Qamar a confirmé que le PCP s'était divisé en raison de la demande de prolongation du mandat du modérateur.
« Nous avons été contraints de former notre groupe après que plusieurs pasteurs qui s'opposaient à la demande d'extension aient été soit désavoués, soit licenciés de l'église, y compris le secrétaire général », a-t-il déclaré.
Le pasteur a déclaré que l’Église presbytérienne était connue pour sa mission et son travail social dans le sous-continent, mais que les divisions au sein du régime politique de l’Église au fil des années avaient profondément nui à sa réputation.
« Je crois que cette unification aura un impact globalement positif sur l'Église et ses ministères alliés, y compris les institutions éducatives et médicales qui ont énormément souffert à cause de la division », a déclaré Qamar.
Il a ajouté qu'avec des ressources qui ne sont plus consacrées aux batailles juridiques, le PCP peut désormais se concentrer sur sa mission principale : répandre l'Évangile, servir les marginalisés et promouvoir la justice.

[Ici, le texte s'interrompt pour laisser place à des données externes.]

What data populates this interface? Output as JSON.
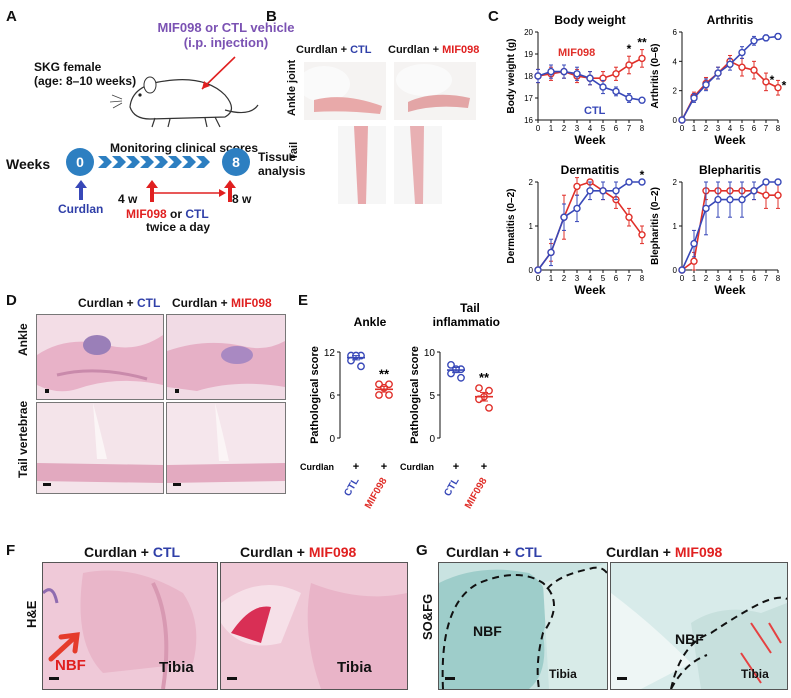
{
  "panel_A": {
    "letter": "A",
    "treatment_line1": "MIF098 or CTL vehicle",
    "treatment_line2": "(i.p. injection)",
    "mouse_line1": "SKG female",
    "mouse_line2": "(age: 8–10 weeks)",
    "monitoring": "Monitoring clinical scores",
    "weeks": "Weeks",
    "week_start": "0",
    "week_end": "8",
    "tissue1": "Tissue",
    "tissue2": "analysis",
    "curdlan": "Curdlan",
    "w4": "4 w",
    "w8": "8 w",
    "treat_mif": "MIF098",
    "treat_or": " or ",
    "treat_ctl": "CTL",
    "twice": "twice a day"
  },
  "panel_B": {
    "letter": "B",
    "col1_prefix": "Curdlan + ",
    "col1_ctl": "CTL",
    "col2_prefix": "Curdlan + ",
    "col2_mif": "MIF098",
    "row1": "Ankle joint",
    "row2": "Tail"
  },
  "panel_C": {
    "letter": "C",
    "xlabel": "Week",
    "legend_mif": "MIF098",
    "legend_ctl": "CTL"
  },
  "panel_D": {
    "letter": "D",
    "col1_prefix": "Curdlan + ",
    "col1_ctl": "CTL",
    "col2_prefix": "Curdlan + ",
    "col2_mif": "MIF098",
    "row1": "Ankle",
    "row2": "Tail vertebrae"
  },
  "panel_E": {
    "letter": "E",
    "curdlan": "Curdlan",
    "plus": "+",
    "ctl": "CTL",
    "mif": "MIF098"
  },
  "panel_F": {
    "letter": "F",
    "col1_prefix": "Curdlan + ",
    "col1_ctl": "CTL",
    "col2_prefix": "Curdlan + ",
    "col2_mif": "MIF098",
    "row": "H&E",
    "nbf": "NBF",
    "tibia": "Tibia"
  },
  "panel_G": {
    "letter": "G",
    "col1_prefix": "Curdlan + ",
    "col1_ctl": "CTL",
    "col2_prefix": "Curdlan + ",
    "col2_mif": "MIF098",
    "row": "SO&FG",
    "nbf": "NBF",
    "tibia": "Tibia"
  },
  "colors": {
    "ctl": "#3848b8",
    "mif": "#e0302a"
  },
  "chart_data": [
    {
      "type": "line",
      "title": "Body weight",
      "xlabel": "Week",
      "ylabel": "Body weight (g)",
      "x": [
        0,
        1,
        2,
        3,
        4,
        5,
        6,
        7,
        8
      ],
      "ylim": [
        16,
        20
      ],
      "yticks": [
        16,
        17,
        18,
        19,
        20
      ],
      "series": [
        {
          "name": "MIF098",
          "values": [
            18.0,
            18.1,
            18.2,
            18.0,
            17.9,
            17.9,
            18.1,
            18.5,
            18.8
          ],
          "err": [
            0.3,
            0.3,
            0.3,
            0.3,
            0.3,
            0.3,
            0.3,
            0.4,
            0.4
          ]
        },
        {
          "name": "CTL",
          "values": [
            18.0,
            18.2,
            18.2,
            18.1,
            17.9,
            17.5,
            17.3,
            17.0,
            16.9
          ],
          "err": [
            0.3,
            0.3,
            0.3,
            0.3,
            0.3,
            0.3,
            0.2,
            0.2,
            0.1
          ]
        }
      ],
      "annotations": [
        {
          "x": 7,
          "text": "*"
        },
        {
          "x": 8,
          "text": "**"
        }
      ]
    },
    {
      "type": "line",
      "title": "Arthritis",
      "xlabel": "Week",
      "ylabel": "Arthritis (0–6)",
      "x": [
        0,
        1,
        2,
        3,
        4,
        5,
        6,
        7,
        8
      ],
      "ylim": [
        0,
        6
      ],
      "yticks": [
        0,
        2,
        4,
        6
      ],
      "series": [
        {
          "name": "MIF098",
          "values": [
            0,
            1.6,
            2.5,
            3.2,
            4.0,
            3.6,
            3.4,
            2.6,
            2.2
          ],
          "err": [
            0,
            0.3,
            0.4,
            0.4,
            0.4,
            0.6,
            0.6,
            0.6,
            0.5
          ]
        },
        {
          "name": "CTL",
          "values": [
            0,
            1.5,
            2.4,
            3.2,
            3.8,
            4.6,
            5.4,
            5.6,
            5.7
          ],
          "err": [
            0,
            0.3,
            0.4,
            0.4,
            0.4,
            0.4,
            0.3,
            0.2,
            0.2
          ]
        }
      ],
      "annotations": [
        {
          "x": 7,
          "text": "*"
        },
        {
          "x": 8,
          "text": "*"
        }
      ]
    },
    {
      "type": "line",
      "title": "Dermatitis",
      "xlabel": "Week",
      "ylabel": "Dermatitis (0–2)",
      "x": [
        0,
        1,
        2,
        3,
        4,
        5,
        6,
        7,
        8
      ],
      "ylim": [
        0,
        2
      ],
      "yticks": [
        0,
        1,
        2
      ],
      "series": [
        {
          "name": "MIF098",
          "values": [
            0,
            0.4,
            1.2,
            1.9,
            2.0,
            1.8,
            1.6,
            1.2,
            0.8
          ],
          "err": [
            0,
            0.2,
            0.5,
            0.2,
            0,
            0.2,
            0.2,
            0.2,
            0.2
          ]
        },
        {
          "name": "CTL",
          "values": [
            0,
            0.4,
            1.2,
            1.4,
            1.8,
            1.8,
            1.8,
            2.0,
            2.0
          ],
          "err": [
            0,
            0.3,
            0.3,
            0.3,
            0.2,
            0.2,
            0.2,
            0,
            0
          ]
        }
      ],
      "annotations": [
        {
          "x": 8,
          "text": "*"
        }
      ]
    },
    {
      "type": "line",
      "title": "Blepharitis",
      "xlabel": "Week",
      "ylabel": "Blepharitis (0–2)",
      "x": [
        0,
        1,
        2,
        3,
        4,
        5,
        6,
        7,
        8
      ],
      "ylim": [
        0,
        2
      ],
      "yticks": [
        0,
        1,
        2
      ],
      "series": [
        {
          "name": "MIF098",
          "values": [
            0,
            0.2,
            1.8,
            1.8,
            1.8,
            1.8,
            1.8,
            1.7,
            1.7
          ],
          "err": [
            0,
            0.2,
            0.2,
            0.2,
            0.2,
            0.2,
            0.2,
            0.3,
            0.3
          ]
        },
        {
          "name": "CTL",
          "values": [
            0,
            0.6,
            1.4,
            1.6,
            1.6,
            1.6,
            1.8,
            2.0,
            2.0
          ],
          "err": [
            0,
            0.3,
            0.6,
            0.4,
            0.4,
            0.4,
            0.2,
            0,
            0
          ]
        }
      ],
      "annotations": []
    },
    {
      "type": "scatter",
      "title": "Ankle",
      "ylabel": "Pathological score",
      "categories": [
        "CTL",
        "MIF098"
      ],
      "ylim": [
        0,
        12
      ],
      "yticks": [
        0,
        6,
        12
      ],
      "series": [
        {
          "name": "CTL",
          "values": [
            11.5,
            11.5,
            11.5,
            10.8,
            10.0
          ],
          "mean": 11.2,
          "sem": 0.3
        },
        {
          "name": "MIF098",
          "values": [
            7.5,
            7.5,
            7.0,
            6.0,
            6.0
          ],
          "mean": 6.8,
          "sem": 0.4
        }
      ],
      "annotations": [
        {
          "category": "MIF098",
          "text": "**"
        }
      ]
    },
    {
      "type": "scatter",
      "title": "Tail inflammation",
      "title_line1": "Tail",
      "title_line2": "inflammation",
      "ylabel": "Pathological score",
      "categories": [
        "CTL",
        "MIF098"
      ],
      "ylim": [
        0,
        10
      ],
      "yticks": [
        0,
        5,
        10
      ],
      "series": [
        {
          "name": "CTL",
          "values": [
            8.5,
            8.0,
            8.0,
            7.5,
            7.0
          ],
          "mean": 7.9,
          "sem": 0.3
        },
        {
          "name": "MIF098",
          "values": [
            5.8,
            5.5,
            4.8,
            4.5,
            3.5
          ],
          "mean": 4.8,
          "sem": 0.5
        }
      ],
      "annotations": [
        {
          "category": "MIF098",
          "text": "**"
        }
      ]
    }
  ]
}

« Une Église unifiée peut mieux répondre aux questions sociétales, depuis la réduction de la pauvreté jusqu’à l’éducation. La voix collective du PCP résonnera plus fort », a-t-il déclaré.
L'éminent théologien et ancien directeur adjoint du séminaire théologique de Gujranwala, le révérend Dr Maqsood Kamil, a salué l'annonce de l'unification.
« En vérité, dans l'unité, ils trouveront leur force », a déclaré Kamil, qui a servi le principal séminaire presbytérien pendant plus de deux décennies, mais a été contraint de démissionner en raison du schisme au sein de l'Église.
Il a déclaré qu'à mesure que le PCP avance dans cette réconciliation, cela renforcera non seulement l'Église presbytérienne, mais inspirera également d'autres Églises du monde entier à forger l'unité.
Selon le Conseil œcuménique des Églises, l'Église presbytérienne du Pakistan a été constituée en 1993. Elle a une longue histoire enracinée dans la création du Conseil de l'Église de Lahore de l'Église Unie du Pakistan et du Synode de l'Église presbytérienne Unie du Pakistan.
La mission presbytérienne dans la région a été lancée en 1854 par l'Église presbytérienne unie d'Amérique du Nord. Le premier presbytère fut formé en 1859 et le synode du Pendjab en 1893, qui fut déclaré autonome en 1961 sous le nom d'Église presbytérienne unie du Pakistan.